UK ignores critics, makes ex-Australia PM Abbott trade envoy
LONDON (AP) — The British government appointed former Australian Prime Minister Tony Abbott to a post as unpaid trade advisor on Friday, ignoring criticism of the politician's views on women, gay rights and the environment.
The Department for International Trade said Abbott, who led a conservative Australian government between 2013 and 2015, would serve on the U.K.’s Board of Trade.
Opposition politicians and gay-rights groups had urged the government not to appoint Abbott, citing his opposition to same-sex marriage, persistent allegations of sexism and statements downplaying the impact of climate change. In power, his government repealed a carbon tax paid by polluting Australian industries.
A letter to the government signed by equality and environmental activists including “Lord of the Rings” star Ian McKellen, “Doctor Who” writer Russell T. Davies and leaders of the Pride in London festival said Abbott was “not fit to be representing the U.K. as our trade envoy.”

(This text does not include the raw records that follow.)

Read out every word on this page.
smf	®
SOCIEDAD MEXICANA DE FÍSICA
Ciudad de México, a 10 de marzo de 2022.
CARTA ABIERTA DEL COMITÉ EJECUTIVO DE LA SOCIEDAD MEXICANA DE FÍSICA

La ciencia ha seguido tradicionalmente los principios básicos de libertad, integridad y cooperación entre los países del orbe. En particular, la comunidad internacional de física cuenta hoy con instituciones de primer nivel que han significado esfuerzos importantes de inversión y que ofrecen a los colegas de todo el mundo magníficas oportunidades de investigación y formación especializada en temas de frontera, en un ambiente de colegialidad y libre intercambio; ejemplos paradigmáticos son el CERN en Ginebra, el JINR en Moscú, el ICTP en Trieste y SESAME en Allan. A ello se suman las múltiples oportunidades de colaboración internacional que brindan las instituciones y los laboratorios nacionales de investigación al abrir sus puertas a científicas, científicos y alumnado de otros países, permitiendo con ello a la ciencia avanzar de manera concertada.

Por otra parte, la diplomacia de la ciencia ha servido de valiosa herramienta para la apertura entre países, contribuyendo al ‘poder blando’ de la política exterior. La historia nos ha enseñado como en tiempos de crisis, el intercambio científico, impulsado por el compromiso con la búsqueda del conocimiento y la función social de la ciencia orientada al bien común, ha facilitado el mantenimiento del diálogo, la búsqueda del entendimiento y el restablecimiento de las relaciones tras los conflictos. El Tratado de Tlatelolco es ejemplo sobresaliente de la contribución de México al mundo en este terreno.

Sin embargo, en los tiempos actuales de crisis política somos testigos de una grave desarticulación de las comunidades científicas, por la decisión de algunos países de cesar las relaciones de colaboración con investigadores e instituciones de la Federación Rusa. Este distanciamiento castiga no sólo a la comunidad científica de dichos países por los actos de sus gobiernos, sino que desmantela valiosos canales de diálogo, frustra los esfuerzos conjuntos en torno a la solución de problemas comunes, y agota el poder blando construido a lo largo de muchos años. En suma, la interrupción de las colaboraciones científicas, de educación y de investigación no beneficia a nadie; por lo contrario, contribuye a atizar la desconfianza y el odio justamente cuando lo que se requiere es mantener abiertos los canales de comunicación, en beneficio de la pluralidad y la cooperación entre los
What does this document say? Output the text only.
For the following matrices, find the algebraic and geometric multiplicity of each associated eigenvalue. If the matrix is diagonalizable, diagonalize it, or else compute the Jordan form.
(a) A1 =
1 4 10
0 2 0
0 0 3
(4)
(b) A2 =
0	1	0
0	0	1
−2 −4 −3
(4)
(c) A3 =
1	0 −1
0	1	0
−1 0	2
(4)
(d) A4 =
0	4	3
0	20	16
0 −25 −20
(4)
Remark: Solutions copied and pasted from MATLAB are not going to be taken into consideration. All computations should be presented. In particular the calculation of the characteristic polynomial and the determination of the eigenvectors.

“If the government is truly committed to an outward-looking future for Britain, to tackling climate change and to creating an equal society for all, it should reconsider its proposed appointment,” the letter said.
Opposition politicians also criticized Abbott, with Scottish First Minister Nicola Sturgeon saying his views were “deeply offensive and wrong.”
The British government met the mounting criticism by insisting until Friday that no decision had been made about membership of the trade body.
Prime Minister Boris Johnson said before the announcement that he did not agree with all of Abbott’s sentiments, “but then I don’t agree with everyone who serves the government in an unpaid capacity on hundreds of boards across the country. And I can’t be expected to do so.”
“What I would say about Tony Abbott is this is a guy who was elected by the people of the great liberal democratic nation of Australia,” he said.
Led by International Trade Secretary Liz Truss, the newly relaunched Board of Trade aims to champion Britain's importing and exporting businesses and promote open trade around the world. Besides Abbott, its advisers include government ministers, entrepreneurs and academics.
The U.K. is seeking to boost trade with countries around the world in the wake of its departure from the European Union.